Of the total premium earned of Rs 35,219 crore (Rs 352.19 billion) between April and November 2006, approximately 46 per cent is accounted for by ULIPs, Two products in particular -- Market Plus (a pension scheme) and Money Plus (a plain vanilla ULIP) -- have done extremely well.
When LIC introduced ULIPs way back in 2000-01, it was almost uncomfortable selling them. But with rivals focussing on ULIPs, it didn't have much of a choice.
Observes Mathew, "Our focus has always been more on traditional or conventional endowment policies, but customers wanted ULIPs."
In fact even today, LIC doesn't seem to be too keen on selling them. Explains Mathew, "We believe that for the long-term viability of the organisation, non-single recurring premium products are better. And a lot of ULIPs tend to be single premium products."

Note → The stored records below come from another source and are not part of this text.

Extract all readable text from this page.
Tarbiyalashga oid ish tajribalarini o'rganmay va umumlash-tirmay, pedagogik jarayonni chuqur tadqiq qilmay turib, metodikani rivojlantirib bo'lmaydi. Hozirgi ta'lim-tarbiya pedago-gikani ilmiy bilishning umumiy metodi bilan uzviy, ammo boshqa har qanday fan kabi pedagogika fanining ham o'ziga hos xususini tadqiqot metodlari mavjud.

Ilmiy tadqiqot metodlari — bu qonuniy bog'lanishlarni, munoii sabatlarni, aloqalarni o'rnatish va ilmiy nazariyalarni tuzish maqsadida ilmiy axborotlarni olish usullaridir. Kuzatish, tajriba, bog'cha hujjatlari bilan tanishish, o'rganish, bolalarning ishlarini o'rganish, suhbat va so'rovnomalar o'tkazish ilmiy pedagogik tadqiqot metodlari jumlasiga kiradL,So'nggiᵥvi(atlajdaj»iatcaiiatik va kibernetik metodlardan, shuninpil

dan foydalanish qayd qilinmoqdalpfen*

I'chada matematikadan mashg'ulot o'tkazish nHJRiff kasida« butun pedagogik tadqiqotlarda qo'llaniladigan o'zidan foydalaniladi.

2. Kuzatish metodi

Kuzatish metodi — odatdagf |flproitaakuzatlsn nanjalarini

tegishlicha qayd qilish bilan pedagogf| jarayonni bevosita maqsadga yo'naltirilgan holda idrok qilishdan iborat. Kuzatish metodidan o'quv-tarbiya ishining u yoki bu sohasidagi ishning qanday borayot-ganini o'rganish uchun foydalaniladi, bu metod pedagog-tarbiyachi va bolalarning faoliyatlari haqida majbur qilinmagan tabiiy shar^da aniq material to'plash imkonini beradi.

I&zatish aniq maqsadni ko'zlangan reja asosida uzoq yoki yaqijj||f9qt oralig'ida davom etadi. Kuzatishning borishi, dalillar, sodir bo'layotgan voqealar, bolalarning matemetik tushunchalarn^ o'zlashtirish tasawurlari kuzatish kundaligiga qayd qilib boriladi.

While selling ULIPs is not too difficult at a time when the markets are on a roll, the difficult part will be to deliver returns. Says the investment head of a peer company, "Their fund management skills will be put to test now." Also on this kind of a base, total premium collected in April-November stood at Rs 35,219 crore.
With more ULIP policies being sold, the ticket size per policy too has increased: between April and November, it averaged Rs 11,200 -- up from Rs 6,100 in the comparable period of the previous year.
Not that this means LIC is selling fewer policies: it has sold 17.5 million policies in the first nine months of this fiscal compared with 31.5 million in FY06. Of this, one product alone -- New Bima Gold -- an endowment policy -- found 0.3 million takers.
Given that 50 per cent of the company's policies are sold in the last quarter when people rush to pick up tax-saving products, it should end FY07 with close to 37.5 million policies.
The corporation's biggest strength is its distribution channel -- it has a network of 10.52 lakh (Rs 1.052 million) agents This channel accounts for 95 per cent of LIC's collections, the remainder coming from bancassurance for which it has tie-ups with 26 banks.
Mathew claims LIC's commissions to agents compare with the best in the market. Moreover, they are now given extensive training and even sent overseas to learn about new practices.
However, Macquarie's Sen believes that with the private sector slowly closing the distribution gap, it will become increasingly difficult for the public sector insurer.
LIC plans to grow its agent network by about ten per cent a year; it will also increasingly reach out to customers in semi-urban and rural areas, rather than in the metros. And adspends will double this year to Rs 200 crore (Rs 2 billion) from Rs 100 crore (Rs 1 billion) a couple of years back. With this kind of aggression, it's hard to see the corporation losing steam.